A one-size-fits-all approach is not necessarily the most equitable or the most efficient way of doing things and may be abused and/or result in frustration and unhappiness. The rectorate must be empowered to negotiate and administer a Collective Agreement which properly accounts for the realities of the qualifications, abilities and potential of University academics.
8. Succession planning
The University’s budget must also include ample allocation for succession planning. What is the use of building a world-class department if one does not have the funding to allow for sufficient overlap between the persons who built up the department over the previous decades and the fresh blood coming in?
9. A bipartisan approach
The Government and the Opposition have the opportunity of agreeing and introducing the University of Malta Act as well as amending the Pensions Ordinance before the term of the current University Rector ends and the vote on his successor are due in rougly a year’s time in March-June 2026. But will the Government and the Opposition forget partisan politics for a few hours and instead take this opportunity as an appropriate moment to introduce the right changes, after duly consulting the academic staff about the ideas sketched out above and others which space constraints have prevented me from mentioning?

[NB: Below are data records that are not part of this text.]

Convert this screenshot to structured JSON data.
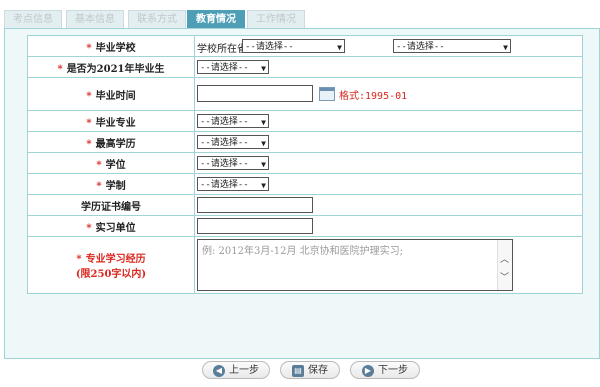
{
  "tabs": [
    "考点信息",
    "基本信息",
    "联系方式",
    "教育情况",
    "工作情况"
  ],
  "active_tab": "教育情况",
  "form": {
    "school": {
      "label": "毕业学校",
      "province_prefix": "学校所在省",
      "select1": "--请选择--",
      "select2": "--请选择--"
    },
    "grad2021": {
      "label": "是否为2021年毕业生",
      "select": "--请选择--"
    },
    "grad_time": {
      "label": "毕业时间",
      "value": "",
      "format_hint": "格式:1995-01"
    },
    "major": {
      "label": "毕业专业",
      "select": "--请选择--"
    },
    "education": {
      "label": "最高学历",
      "select": "--请选择--"
    },
    "degree": {
      "label": "学位",
      "select": "--请选择--"
    },
    "schooling": {
      "label": "学制",
      "select": "--请选择--"
    },
    "cert_no": {
      "label": "学历证书编号",
      "value": ""
    },
    "internship": {
      "label": "实习单位",
      "value": ""
    },
    "experience": {
      "label": "专业学习经历",
      "limit": "(限250字以内)",
      "placeholder": "例: 2012年3月-12月 北京协和医院护理实习;"
    }
  },
  "buttons": {
    "prev": "上一步",
    "save": "保存",
    "next": "下一步"
  },
  "colors": {
    "accent": "#4e9fb6",
    "required": "#d9281f",
    "border": "#9fd3d6"
  },
  "icons": {
    "calendar": "calendar-icon",
    "prev": "arrow-left-icon",
    "save": "save-icon",
    "next": "arrow-right-icon"
  }
}
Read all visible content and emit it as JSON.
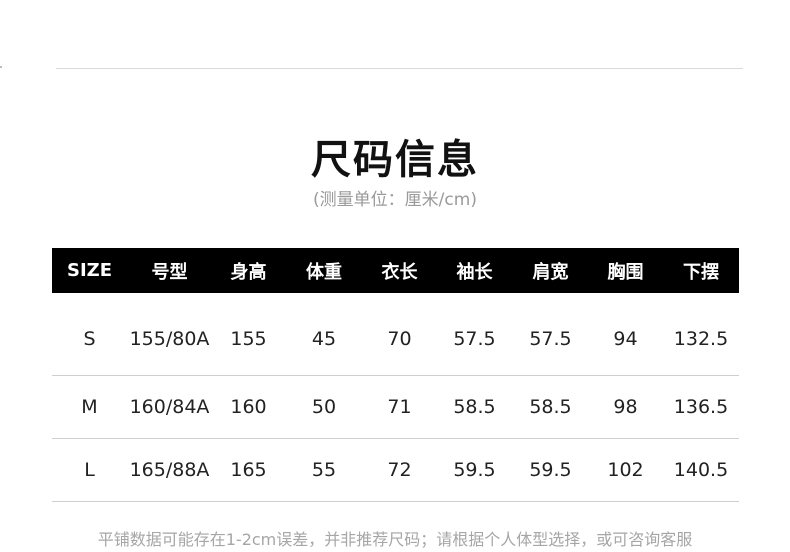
{
  "title": "尺码信息",
  "subtitle": "(测量单位：厘米/cm)",
  "table": {
    "headers": [
      "SIZE",
      "号型",
      "身高",
      "体重",
      "衣长",
      "袖长",
      "肩宽",
      "胸围",
      "下摆"
    ],
    "rows": [
      [
        "S",
        "155/80A",
        "155",
        "45",
        "70",
        "57.5",
        "57.5",
        "94",
        "132.5"
      ],
      [
        "M",
        "160/84A",
        "160",
        "50",
        "71",
        "58.5",
        "58.5",
        "98",
        "136.5"
      ],
      [
        "L",
        "165/88A",
        "165",
        "55",
        "72",
        "59.5",
        "59.5",
        "102",
        "140.5"
      ]
    ]
  },
  "note": "平铺数据可能存在1-2cm误差，并非推荐尺码；请根据个人体型选择，或可咨询客服"
}
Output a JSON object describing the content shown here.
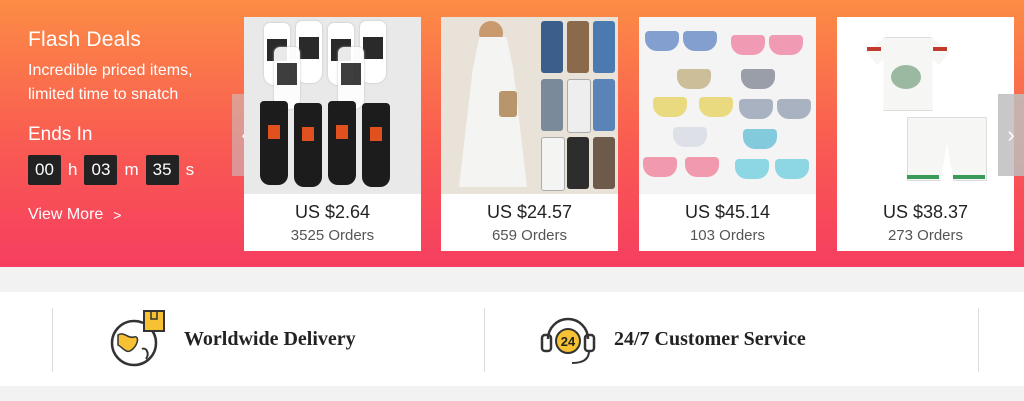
{
  "flash_deals": {
    "title": "Flash Deals",
    "subtitle": "Incredible priced items, limited time to snatch",
    "ends_label": "Ends In",
    "countdown": {
      "hours": "00",
      "hours_unit": "h",
      "minutes": "03",
      "minutes_unit": "m",
      "seconds": "35",
      "seconds_unit": "s"
    },
    "view_more": "View More",
    "view_more_icon": "chevron-right-icon"
  },
  "products": [
    {
      "price": "US $2.64",
      "orders": "3525 Orders",
      "image": "socks"
    },
    {
      "price": "US $24.57",
      "orders": "659 Orders",
      "image": "printed-dress"
    },
    {
      "price": "US $45.14",
      "orders": "103 Orders",
      "image": "rimless-sunglasses"
    },
    {
      "price": "US $38.37",
      "orders": "273 Orders",
      "image": "casablanca-shirt-set"
    }
  ],
  "features": [
    {
      "label": "Worldwide Delivery",
      "icon": "globe-box-icon"
    },
    {
      "label": "24/7 Customer Service",
      "icon": "headset-24-icon",
      "icon_text": "24"
    }
  ],
  "colors": {
    "banner_top": "#fc8c45",
    "banner_bottom": "#f63e60",
    "icon_yellow": "#f6c233"
  }
}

Does Malta have a Government and an Opposition enlightened enough to agree to set the University free on the basis of the reasoning outlined above while still maintaining a sufficient level of accountability for spending taxpayers’ money? Only time will tell, but the longer it takes to introduce these key changes, the worse the current situation will become and the sadder our prospects.
If you love something, set it free.
Joe Cannataci has worked at the University of Malta since 1988. He is currently Head of the Department of Information Policy & Governance, Deputy Dean of the Faculty of Media & Knowledge Sciences (MAKS) and is elected by MAKS academic staff to represent them on the University’s Senate.